A preferable approach consists of critically evaluating and reporting results on the basis of criteria other than (or including but not limited to) statistical significance. Biological plausibility, possible sources of bias and confounding, and number of tested associations are amongst such other criteria. Recently, statistical approaches have been proposed to take into account the possibility that significant results are generated by chance when many comparisons are made .

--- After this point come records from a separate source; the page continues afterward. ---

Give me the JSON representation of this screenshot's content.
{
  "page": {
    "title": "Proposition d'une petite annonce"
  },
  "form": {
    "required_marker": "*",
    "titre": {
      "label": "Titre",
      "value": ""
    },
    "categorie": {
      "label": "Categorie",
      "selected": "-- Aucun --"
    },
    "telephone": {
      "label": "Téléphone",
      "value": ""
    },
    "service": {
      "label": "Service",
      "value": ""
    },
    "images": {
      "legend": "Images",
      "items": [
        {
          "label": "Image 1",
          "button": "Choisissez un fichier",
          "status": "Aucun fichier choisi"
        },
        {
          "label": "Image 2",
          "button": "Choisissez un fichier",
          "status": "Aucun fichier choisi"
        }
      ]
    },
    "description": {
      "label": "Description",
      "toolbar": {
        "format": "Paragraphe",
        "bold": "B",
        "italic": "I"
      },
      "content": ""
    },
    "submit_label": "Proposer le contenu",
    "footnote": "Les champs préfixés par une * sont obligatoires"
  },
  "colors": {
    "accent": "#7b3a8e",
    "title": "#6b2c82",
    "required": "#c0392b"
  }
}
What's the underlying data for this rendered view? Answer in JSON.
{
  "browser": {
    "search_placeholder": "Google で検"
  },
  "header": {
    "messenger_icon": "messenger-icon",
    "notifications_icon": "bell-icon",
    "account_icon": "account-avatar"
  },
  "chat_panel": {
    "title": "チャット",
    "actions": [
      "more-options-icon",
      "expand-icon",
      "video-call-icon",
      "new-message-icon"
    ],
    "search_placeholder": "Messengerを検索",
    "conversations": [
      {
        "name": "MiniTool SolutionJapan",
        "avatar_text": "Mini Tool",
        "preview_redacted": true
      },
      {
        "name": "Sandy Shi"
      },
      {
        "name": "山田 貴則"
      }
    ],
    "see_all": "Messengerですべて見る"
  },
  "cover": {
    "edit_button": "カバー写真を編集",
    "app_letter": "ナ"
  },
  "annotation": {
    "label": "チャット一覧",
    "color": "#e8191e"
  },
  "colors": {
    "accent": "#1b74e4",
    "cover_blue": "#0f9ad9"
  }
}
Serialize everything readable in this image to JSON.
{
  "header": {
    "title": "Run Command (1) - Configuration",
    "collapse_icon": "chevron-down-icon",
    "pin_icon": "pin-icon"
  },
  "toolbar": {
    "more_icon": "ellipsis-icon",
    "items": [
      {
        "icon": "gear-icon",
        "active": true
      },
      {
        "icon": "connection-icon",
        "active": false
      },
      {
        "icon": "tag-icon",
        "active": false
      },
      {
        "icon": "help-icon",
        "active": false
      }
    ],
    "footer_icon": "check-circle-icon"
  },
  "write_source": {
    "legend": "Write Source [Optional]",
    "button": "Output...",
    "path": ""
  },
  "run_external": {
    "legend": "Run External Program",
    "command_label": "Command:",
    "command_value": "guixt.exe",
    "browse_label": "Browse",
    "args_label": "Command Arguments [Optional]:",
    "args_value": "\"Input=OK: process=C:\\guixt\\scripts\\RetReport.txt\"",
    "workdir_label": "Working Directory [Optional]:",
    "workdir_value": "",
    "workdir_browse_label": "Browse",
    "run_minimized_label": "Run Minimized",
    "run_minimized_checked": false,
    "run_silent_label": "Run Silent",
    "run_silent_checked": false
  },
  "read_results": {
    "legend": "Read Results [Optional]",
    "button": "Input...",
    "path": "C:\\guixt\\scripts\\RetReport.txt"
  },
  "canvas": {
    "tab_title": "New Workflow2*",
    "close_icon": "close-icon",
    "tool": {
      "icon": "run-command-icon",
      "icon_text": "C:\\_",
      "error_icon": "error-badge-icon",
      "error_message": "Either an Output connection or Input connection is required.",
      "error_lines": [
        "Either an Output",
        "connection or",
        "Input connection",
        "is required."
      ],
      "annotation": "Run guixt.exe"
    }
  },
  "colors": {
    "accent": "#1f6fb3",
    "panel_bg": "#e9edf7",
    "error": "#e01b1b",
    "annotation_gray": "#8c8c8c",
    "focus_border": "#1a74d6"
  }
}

Almost 20 years have passed since the term ‘molecular epidemiology’ was proposed . It is clear that molecular techniques have found an important (and growing) role in epidemiological studies. So far, however, there are not many cases in which the application of a molecularly or even a general biologically based approach has represented an enormous leap in the evidence brought by traditional epidemiological methods. Assessment of exposure to aflatoxins, enhanced sensitivity and specificity of assessment of past viral infection, detection of protein and DNA adducts in workers exposed to reactive chemicals (such as ethylene oxide) are amongst the examples in which molecular epidemiology has greatly contributed to the understanding of human cancer. In many other cases, however, initial, promising results have not been confirmed by subsequent, usually methodologically more sound, investigations. They include, in particular, the search for susceptibility to environmental carcinogens by looking at polymorphism for metabolic enzymes .
If biomarkers offer new opportunities to overcome some of the limitations of epidemiology, their added value over traditional approaches should be systematically assessed. Biomarkers should be validated; consideration of sources of bias and confounding in molecular epidemiology studies should be no less stringent than in other types of epidemiological studies. Similarly, other aspects of the study (e.g. determination of required sample size, statistical analysis, reporting and interpretation of results) should be approached with the same rigor as that used in epidemiology in general. When molecular epidemiological studies will be conducted according to state-of-the-art design, analysis and interpretation, the discipline will have reached its maturity.
Received 11 October 2000; accepted 17 October 2000.